テレビ部門の入賞作は全部で14本だ。ここでは大賞や優秀賞に輝くかどうかの予想ではなく、注目作をピックアップしてみたい。
まずは全体の傾向だが、14本のうち7本が地方局の制作によるもので、その健闘ぶりがうかがえる。
たとえば東海テレビ「熱中コマ大戦〜全国町工場奮闘記〜」では、地域の町工場の職人たちが自作の「喧嘩(けんか)ゴマ」で全国大会に挑む姿を追っている。モノ作りの国を支える人たちの汗と矜持(きょうじ)が感動的だ。
また、松島湾に位置する人口600人の島の暮らしや文化を描いた、東北放送の「島の詩(うた)〜奥松島の宮戸・月浜ものがたり〜」。
この番組では海苔(のり)の復活から民宿の再開まで、復興に向けて歩む島の人たちに密着している。
ドラマの入賞作は2本ある。1本はNHK「あまちゃん」で、もう1本がテレビ朝日の山田太一ドラマスペシャル「時は立ちどまらない」だ。いわゆる震災ドラマだが、薄っぺらな「絆」や「つながり」、安易な「涙」に満ちた「いい話」とは一線を画していた。
妻と孫を失った老人(橋爪功)が言う。援助される自分は「ありがとうと言うしかない」。だがそんな立場は「俺のせいか?」とも思う。そこにあるのは支援される側の心の負担の問題だ。
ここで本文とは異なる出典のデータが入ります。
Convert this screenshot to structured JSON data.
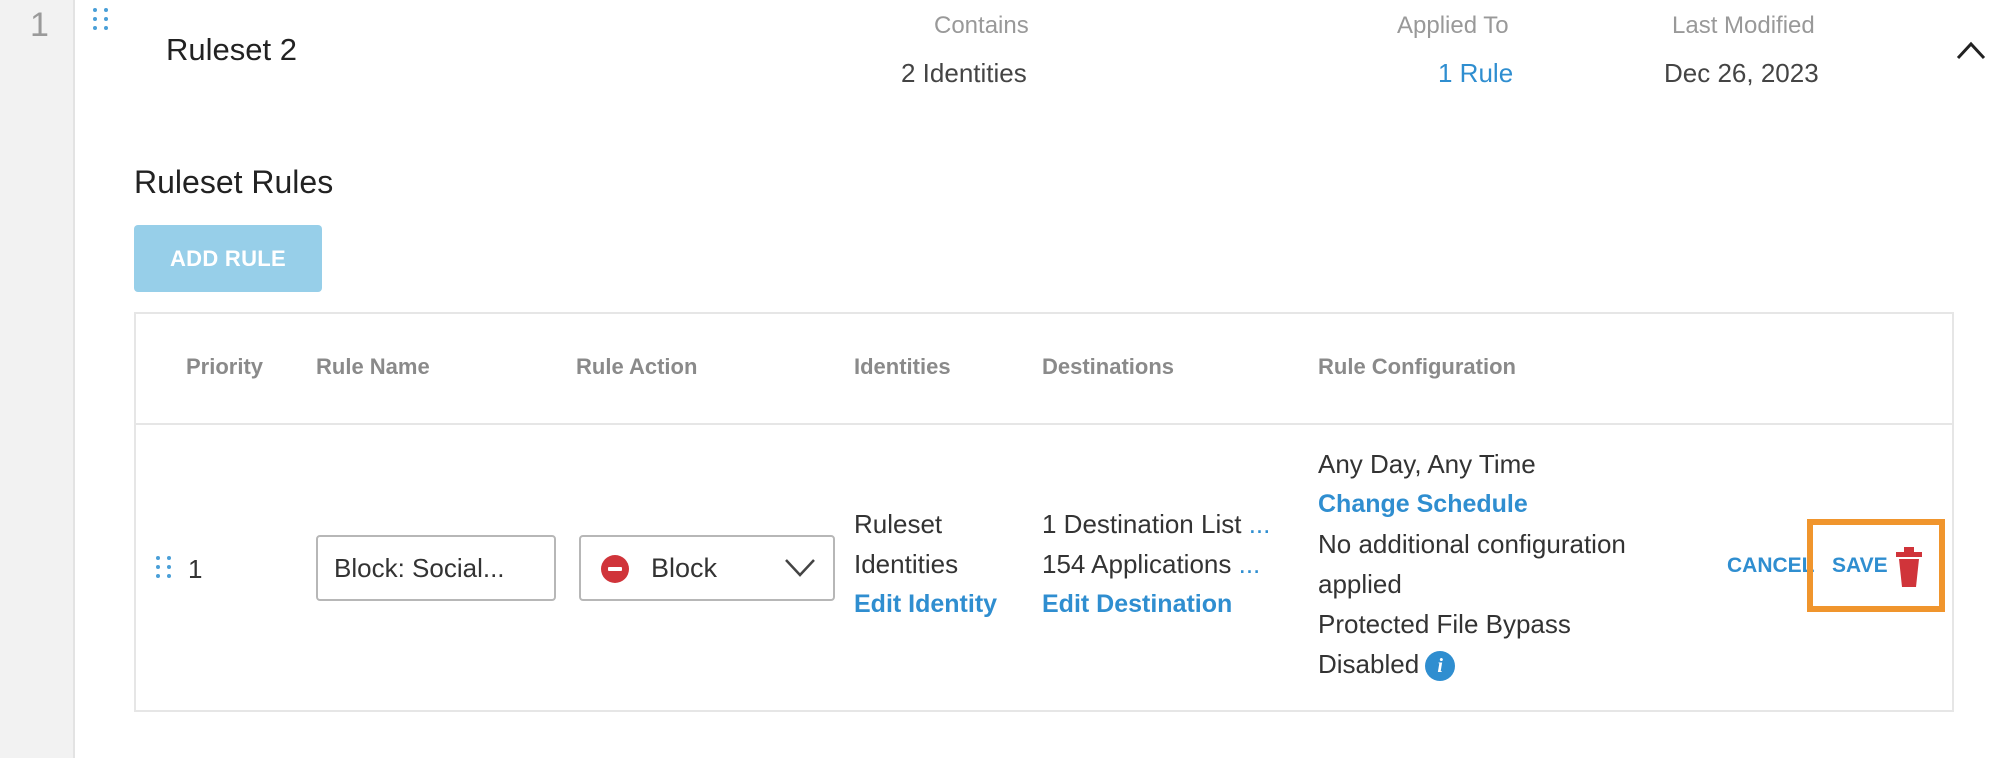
{
  "row_index": "1",
  "ruleset": {
    "name": "Ruleset 2",
    "contains_label": "Contains",
    "contains_value": "2 Identities",
    "applied_to_label": "Applied To",
    "applied_to_value": "1 Rule",
    "last_modified_label": "Last Modified",
    "last_modified_value": "Dec 26, 2023"
  },
  "section_title": "Ruleset Rules",
  "add_rule_label": "ADD RULE",
  "table": {
    "headers": {
      "priority": "Priority",
      "rule_name": "Rule Name",
      "rule_action": "Rule Action",
      "identities": "Identities",
      "destinations": "Destinations",
      "rule_configuration": "Rule Configuration"
    },
    "rows": [
      {
        "priority": "1",
        "rule_name": "Block: Social...",
        "action": "Block",
        "identities_line1": "Ruleset",
        "identities_line2": "Identities",
        "edit_identity": "Edit Identity",
        "destinations_line1": "1 Destination List",
        "destinations_line2": "154 Applications",
        "truncation": "...",
        "edit_destination": "Edit Destination",
        "schedule": "Any Day, Any Time",
        "change_schedule": "Change Schedule",
        "config_line1": "No additional configuration",
        "config_line2": "applied",
        "bypass_line1": "Protected File Bypass",
        "bypass_line2": "Disabled",
        "info_glyph": "i",
        "cancel": "CANCEL",
        "save": "SAVE"
      }
    ]
  },
  "icons": {
    "drag": "drag-handle-icon",
    "chevron": "chevron-up-icon",
    "block": "block-icon",
    "select": "chevron-down-icon",
    "info": "info-icon",
    "trash": "trash-icon"
  },
  "colors": {
    "accent": "#2f8ed0",
    "button_disabled": "#97cfe9",
    "block_red": "#d0343a",
    "highlight": "#f0952d"
  }
}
さらに被災地に暮しながら家も家族も無事だった男(中井貴一)は、何も失っていないことに罪悪感を抱いている。不公平だとさえ言い、「自分の無事が後ろめたいんです」と悩んでいる。
だがその一方で、支援する側として「そうそう他人の身になれるか」という反発心も押さえきれない。
ドラマは相反する思いが同居する当事者の心情を、巧みなストーリーとセリフで表現していた。震災から3年。これからが本当の絆が問われる正念場だと教えてくれる秀作だ。
最後に道内局の成果だが、報道活動部門の入賞作6本の中に、STV札幌テレビ「タンチョウ衝突死〜保護活動への警鐘〜」がある。
タンチョウの保護活動が招いた、生息地の過密化現象や列車衝突死というジレンマにスポットを当てた地道な取り組みだ。多くの候補作の中から選ばれ、見事入賞を果たしたことに拍手を送りたい。